Starting out thinking of pitches, my ideas have not been very good. I've been coming up with stock platformers and caper games, even going as far to rip ideas straight from movies because I'm so unoriginal. Then I started to think about old German expressionist films from the 1920's. Films like Nosferatu, Metropolis, and The Cabinet of Dr. Caligari. All these films have a distinct style of Chiaroscuro, color scheme, and a very distorted view of reality that ventures into dreamlike.

 Still from The Cabinet of Dr. Caligari (source: http://www.filmsquish.com/guts/files/images/caligari12.jpg)

That me me wonder what video games that might make use of the visual style. Turns out, the style is rarely used in AAA games and seldom in indie games. I would think that the german expressionism would be more used in indie games, or student games, as film students overuse the style to show an imitation of creativity. The closest I could find was Limbo. 

Still from Limbo (source: http://i.telegraph.co.uk/multimedia/archive/01683/limbo-game1_1683129c.jpg)

Limbo certainly shares an artistic style with Dr. Calibari and the other black and white expressionist films due to its lighting and color scheme. While the game certainly has a dreamlike state, it doesn't match Calibari's use of distorted perspectives and shapes. The emphasis on a distorted reality isn't the decisive factor if a film is an expressionist film; Nosferatu relied more heavily on lighting than a distored reality.
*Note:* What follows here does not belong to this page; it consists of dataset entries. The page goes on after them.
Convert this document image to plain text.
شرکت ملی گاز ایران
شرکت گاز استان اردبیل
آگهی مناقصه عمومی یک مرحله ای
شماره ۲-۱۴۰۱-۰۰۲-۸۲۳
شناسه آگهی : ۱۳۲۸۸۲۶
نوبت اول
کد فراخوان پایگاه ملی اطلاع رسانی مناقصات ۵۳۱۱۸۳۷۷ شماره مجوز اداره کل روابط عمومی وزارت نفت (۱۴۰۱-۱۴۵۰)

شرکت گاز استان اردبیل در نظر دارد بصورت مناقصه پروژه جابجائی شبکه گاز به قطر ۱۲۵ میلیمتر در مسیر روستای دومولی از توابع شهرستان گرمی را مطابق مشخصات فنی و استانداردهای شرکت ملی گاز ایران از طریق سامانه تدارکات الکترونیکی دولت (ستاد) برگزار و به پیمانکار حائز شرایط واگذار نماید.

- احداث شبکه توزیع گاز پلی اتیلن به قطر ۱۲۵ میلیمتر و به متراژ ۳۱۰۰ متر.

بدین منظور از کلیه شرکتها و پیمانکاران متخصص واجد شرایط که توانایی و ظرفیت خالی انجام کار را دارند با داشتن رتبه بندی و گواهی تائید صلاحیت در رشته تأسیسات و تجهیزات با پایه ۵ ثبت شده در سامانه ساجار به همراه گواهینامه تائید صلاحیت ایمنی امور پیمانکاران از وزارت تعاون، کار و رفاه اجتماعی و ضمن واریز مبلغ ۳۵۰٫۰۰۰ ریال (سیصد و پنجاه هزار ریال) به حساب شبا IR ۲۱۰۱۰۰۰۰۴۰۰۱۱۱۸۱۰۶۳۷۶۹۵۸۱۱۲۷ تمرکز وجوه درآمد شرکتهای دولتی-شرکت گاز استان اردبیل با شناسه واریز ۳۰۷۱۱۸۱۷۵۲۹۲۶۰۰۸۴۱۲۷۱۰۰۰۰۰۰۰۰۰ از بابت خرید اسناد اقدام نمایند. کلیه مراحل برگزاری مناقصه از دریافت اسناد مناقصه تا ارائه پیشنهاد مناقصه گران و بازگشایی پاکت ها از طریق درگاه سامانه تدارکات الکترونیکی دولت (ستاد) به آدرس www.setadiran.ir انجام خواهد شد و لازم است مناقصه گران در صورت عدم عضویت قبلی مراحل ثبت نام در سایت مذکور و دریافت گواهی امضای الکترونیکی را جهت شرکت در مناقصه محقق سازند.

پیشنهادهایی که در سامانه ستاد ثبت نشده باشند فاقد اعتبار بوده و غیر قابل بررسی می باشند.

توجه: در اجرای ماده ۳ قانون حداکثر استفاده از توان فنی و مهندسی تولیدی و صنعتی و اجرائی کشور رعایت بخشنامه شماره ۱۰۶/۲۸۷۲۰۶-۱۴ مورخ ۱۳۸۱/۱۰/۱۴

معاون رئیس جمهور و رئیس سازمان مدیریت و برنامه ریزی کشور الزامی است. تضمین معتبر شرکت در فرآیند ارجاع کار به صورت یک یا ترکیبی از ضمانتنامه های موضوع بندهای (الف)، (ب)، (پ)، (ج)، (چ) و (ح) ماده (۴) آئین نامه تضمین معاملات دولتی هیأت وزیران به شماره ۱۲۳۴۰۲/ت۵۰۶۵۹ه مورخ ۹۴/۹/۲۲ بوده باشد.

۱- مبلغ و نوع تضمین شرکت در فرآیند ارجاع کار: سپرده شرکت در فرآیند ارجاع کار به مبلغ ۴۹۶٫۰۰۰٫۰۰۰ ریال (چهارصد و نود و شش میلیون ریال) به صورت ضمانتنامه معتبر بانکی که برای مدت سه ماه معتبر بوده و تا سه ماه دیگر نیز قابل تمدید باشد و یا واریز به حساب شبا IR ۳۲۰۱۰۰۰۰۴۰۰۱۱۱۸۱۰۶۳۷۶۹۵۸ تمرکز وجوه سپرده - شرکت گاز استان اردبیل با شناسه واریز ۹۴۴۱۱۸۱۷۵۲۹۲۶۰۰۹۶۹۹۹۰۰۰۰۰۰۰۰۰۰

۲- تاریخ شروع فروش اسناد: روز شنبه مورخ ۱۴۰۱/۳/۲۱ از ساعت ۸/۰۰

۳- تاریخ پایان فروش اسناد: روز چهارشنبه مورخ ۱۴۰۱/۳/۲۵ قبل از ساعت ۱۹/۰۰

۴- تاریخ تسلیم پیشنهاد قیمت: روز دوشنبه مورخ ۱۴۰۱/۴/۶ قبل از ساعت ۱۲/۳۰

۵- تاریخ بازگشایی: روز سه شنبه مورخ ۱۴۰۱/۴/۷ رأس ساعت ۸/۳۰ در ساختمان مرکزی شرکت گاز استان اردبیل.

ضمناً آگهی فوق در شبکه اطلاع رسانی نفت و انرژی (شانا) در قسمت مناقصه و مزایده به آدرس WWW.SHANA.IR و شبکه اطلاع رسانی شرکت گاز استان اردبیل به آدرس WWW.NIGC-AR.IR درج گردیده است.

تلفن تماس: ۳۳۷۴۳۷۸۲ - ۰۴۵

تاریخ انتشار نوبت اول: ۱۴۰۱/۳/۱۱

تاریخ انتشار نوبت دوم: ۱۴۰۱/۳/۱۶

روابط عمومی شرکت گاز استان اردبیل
Many games are more inspired with film noir, which itself was inspired by German expressionism, which features the use of Chiaroscuro in a more sedated reality. Contrast is a game which seems to be inspired by the early film noir of the '30s and '40s, but when looking at the style, would be more reminiscent of Nosferatu. 

still from Nosferatu (source: http://www.derek-turner.com/wp-content/uploads/2013/10/nosferatu-4.jpeg)
still from Contrast (source: http://4.images.gametrailers.com/image_root/vid_thumbs/2013/11_nov_2013/nov_11/gt_contrast_review_em_11-13_6am.jpg?)
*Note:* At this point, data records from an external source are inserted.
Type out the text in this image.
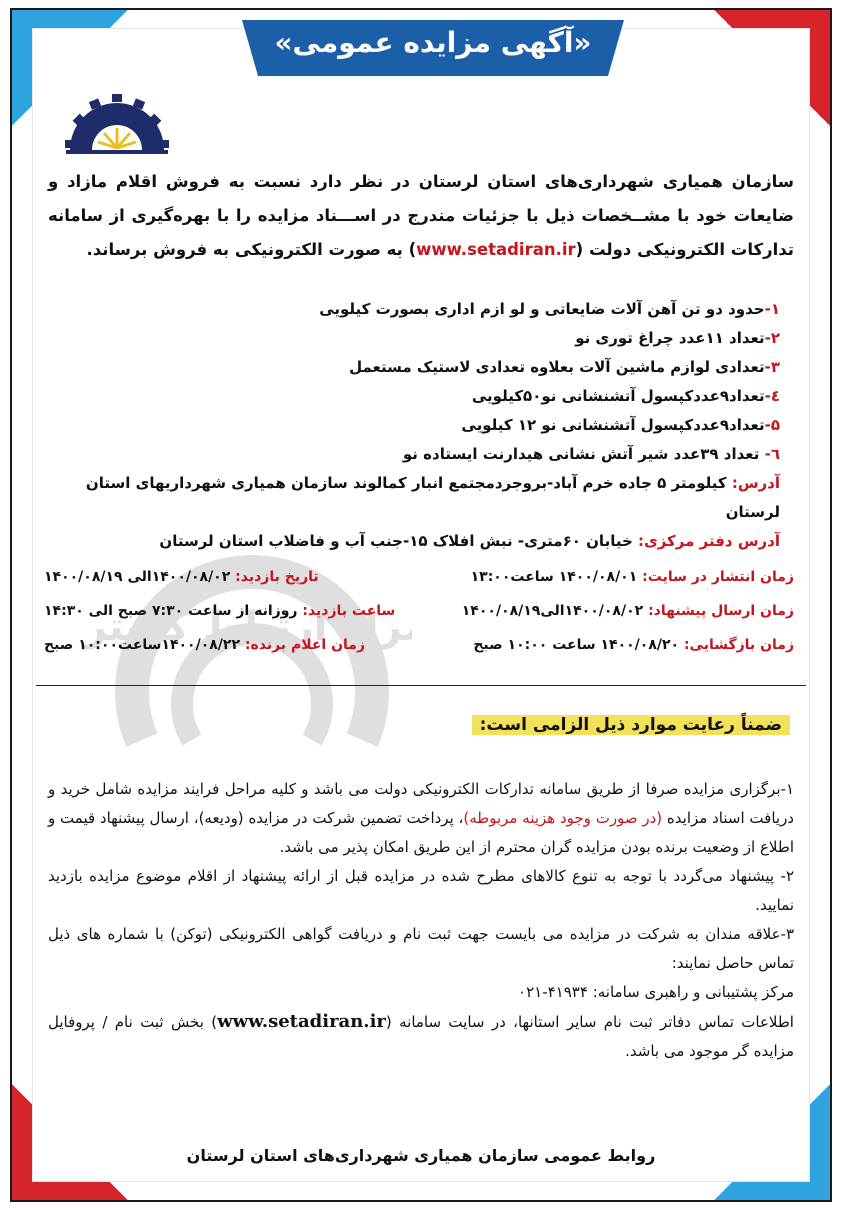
«آگهی مزایده عمومی»
سازمان همیاری شهرداری‌های استان لرستان در نظر دارد نسبت به فروش اقلام مازاد و ضایعات خود با مشــخصات ذیل با جزئیات مندرج در اســـناد مزایده را با بهره‌گیری از سامانه تدارکات الکترونیکی دولت (www.setadiran.ir) به صورت الکترونیکی به فروش برساند.
۱-حدود دو تن آهن آلات ضایعاتی و لو ازم اداری بصورت کیلویی
۲-تعداد ۱۱عدد چراغ توری نو
۳-تعدادی لوازم ماشین آلات بعلاوه تعدادی لاستیک مستعمل
٤-تعداد۹عددکپسول آتشنشانی نو۵۰کیلویی
۵-تعداد۹عددکپسول آتشنشانی نو ۱۲ کیلویی
٦- تعداد ۳۹عدد شیر آتش نشانی هیدارنت ایستاده نو
آدرس: کیلومتر ۵ جاده خرم آباد-بروجردمجتمع انبار کمالوند سازمان همیاری شهرداریهای استان لرستان
آدرس دفتر مرکزی: خیابان ۶۰متری- نبش افلاک ۱۵-جنب آب و فاضلاب استان لرستان
راه ارتباط گستر
زمان انتشار در سایت: ۱۴۰۰/۰۸/۰۱ ساعت۱۳:۰۰
تاریخ بازدید: ۱۴۰۰/۰۸/۰۲الی ۱۴۰۰/۰۸/۱۹
زمان ارسال پیشنهاد: ۱۴۰۰/۰۸/۰۲الی۱۴۰۰/۰۸/۱۹
ساعت بازدید: روزانه از ساعت ۷:۳۰ صبح الی ۱۴:۳۰
زمان بازگشایی: ۱۴۰۰/۰۸/۲۰ ساعت ۱۰:۰۰ صبح
زمان اعلام برنده: ۱۴۰۰/۰۸/۲۲ساعت۱۰:۰۰ صبح
ضمناً رعایت موارد ذیل الزامی است:

۱-برگزاری مزایده صرفا از طریق سامانه تدارکات الکترونیکی دولت می باشد و کلیه مراحل فرایند مزایده شامل خرید و دریافت اسناد مزایده (در صورت وجود هزینه مربوطه)، پرداخت تضمین شرکت در مزایده (ودیعه)، ارسال پیشنهاد قیمت و اطلاع از وضعیت برنده بودن مزایده گران محترم از این طریق امکان پذیر می باشد.

۲- پیشنهاد می‌گردد با توجه به تنوع کالاهای مطرح شده در مزایده قبل از ارائه پیشنهاد از اقلام موضوع مزایده بازدید نمایید.

۳-علاقه مندان به شرکت در مزایده می بایست جهت ثبت نام و دریافت گواهی الکترونیکی (توکن) با شماره های ذیل تماس حاصل نمایند:

مرکز پشتیبانی و راهبری سامانه: ۴۱۹۳۴-۰۲۱

اطلاعات تماس دفاتر ثبت نام سایر استانها، در سایت سامانه (www.setadiran.ir) بخش ثبت نام / پروفایل مزایده گر موجود می باشد.

روابط عمومی سازمان همیاری شهرداری‌های استان لرستان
In many respects, Contrast could be considered an expressionist film. The game is set in an alternate reality 1920's where Albert Einstein's theory of relativity is used as justification for an extremely distorted reality where the user can shift into the shadow they project and move around in that plane of existence. 

still from Contrast (source: http://cdn.destructoid.com//ul/265659-C1.jpg)

When playing the game, the game feels more similar to a film noir, like M, than by a German expressionist film, like Nosferatu. This is the problem with art styles; there are so many interpretations that it cannot easily be defined nor categorized. There are films that have elements of the style, but could not be considered that style, just like many film noirs can't be considered German expressionism. 

That is why I want to make a game that is truly based on German expressionism than film noir. I want a game that has heavy use of light and shadow, and has a heavily distorted view of reality. One of the games that I will be pitching will be based on that style. A game of hyperbolic emotion with little to no reality. A game where the player has to go through many points in time to right a lifetime of evil. Each time point will be a heavily distorted view of the reality that actually was, and how the main character saw the world. The hub where the player can traverse to the different time points would be like an M.C. Escher drawing with distorted perspectives. 

source: https://thefalloutgirl.files.wordpress.com/2011/10/escher-big.jpg

It'll probably turn out that I'm the only one passionate about this idea, and it won't make it past the first selection process; however, I do want to make a German expressionist game and I will have both an art style and an idea in my back pocket to when I could potentially make the game. A concrete idea is more than what most people have, even if it does suck.